Canadian farm-gate prices for most grains and oilseeds were up from 2014, despite the growth of global stocks of grains and oilseeds putting downward pressure on world prices, which are expressed in US dollars. The depreciation of the Canadian dollar relative to the US dollar was sufficiently strong to offset the negative impact of higher global stocks on the prices received by Canadian producers.
Both prices (+3.5%) and marketings (+6.2%) were up as canola receipts increased 9.9% to $8.1 billion in 2015. A 5.8% price rise for wheat (excluding durum) pushed receipts 4.3% higher.
Livestock receipts were virtually unchanged from 2014 at $25.7 billion. Hog receipts fell 17.0% in 2015 to $4.2 billion, as prices were down 21.9% in the wake of increased North American inventories. Offsetting this decline was a 7.8% gain in cattle receipts. Strong prices in the first part of the year translated into an annual 20.8% gain in prices that more than compensated for a 10.7% drop in marketings.

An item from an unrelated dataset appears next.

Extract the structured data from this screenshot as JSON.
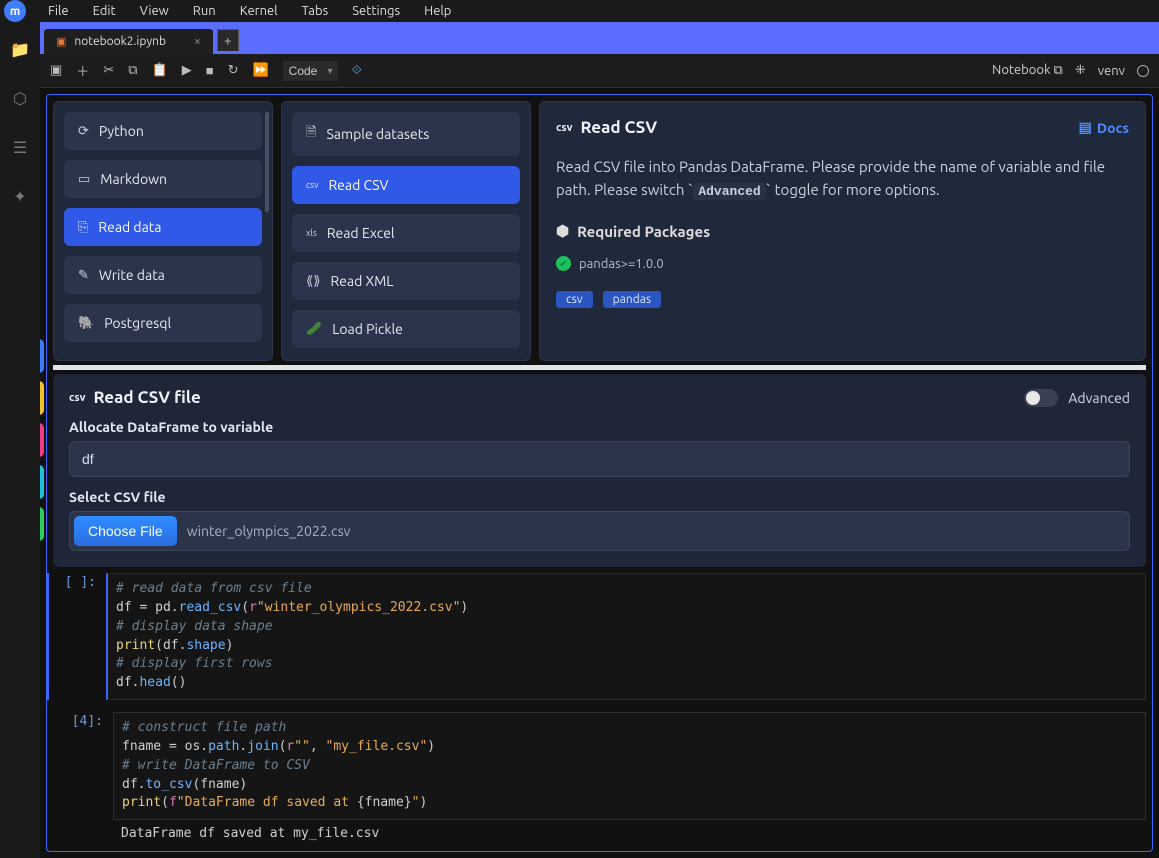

Also providing support to livestock receipts was a 7.0% increase in egg receipts, as production rose 5.1%. Overall, receipts for producers in the supply-managed sectors (dairy, poultry and eggs) rose 0.4% to $9.8 billion. Dairy receipts were the exception, edging down 0.7%.
A 42.4% increase in crop insurance payments offset declines in AgriStability and provincial stabilization outlays, leaving total program payments up 1.2%.
Lower fuel costs temper farm expense increase
Total operating expenses (after rebates) rose 1.6% from a year earlier to $44.6 billion in 2015. This was the smallest increase since 2010.
A 20.0% drop in machinery fuel expenses almost offset small increases in most other expense items. Machinery fuel prices fell 26.8% as measured by the Farm Input Price Index.
The only notable increase was a 14.6% gain in livestock purchases, a result of higher cattle prices.
Total farm expenses, which include total operating expenses and depreciation, rose 2.1% to $51.6 billion in 2015. Higher prices for machinery contributed to a 5.3% gain in depreciation expenses.
Total farm expenses increased in every province, with Alberta (+2.9%) posting the largest gain.
Total net income
Total net income rose $3.5 billion to $8.3 billion in 2015, following a $7.6 billion decline in 2014.
Total net income is realized net income adjusted for changes in farmer-owned inventories of crops and livestock. It represents the return to owner’s equity, unpaid farm labour, management and risk.
The value of inventory change had a positive impact on the change in total net income. The overall drop in on-farm stocks of crops was smaller than in 2014, as farm inventories of certain crops rose in 2015. Cattle and calf inventories edged up in 2015, after declining in 2014.
Total net income rose in every province except Prince Edward Island, Nova Scotia and Quebec. Saskatchewan (+$2.0 billion) recorded the largest increase.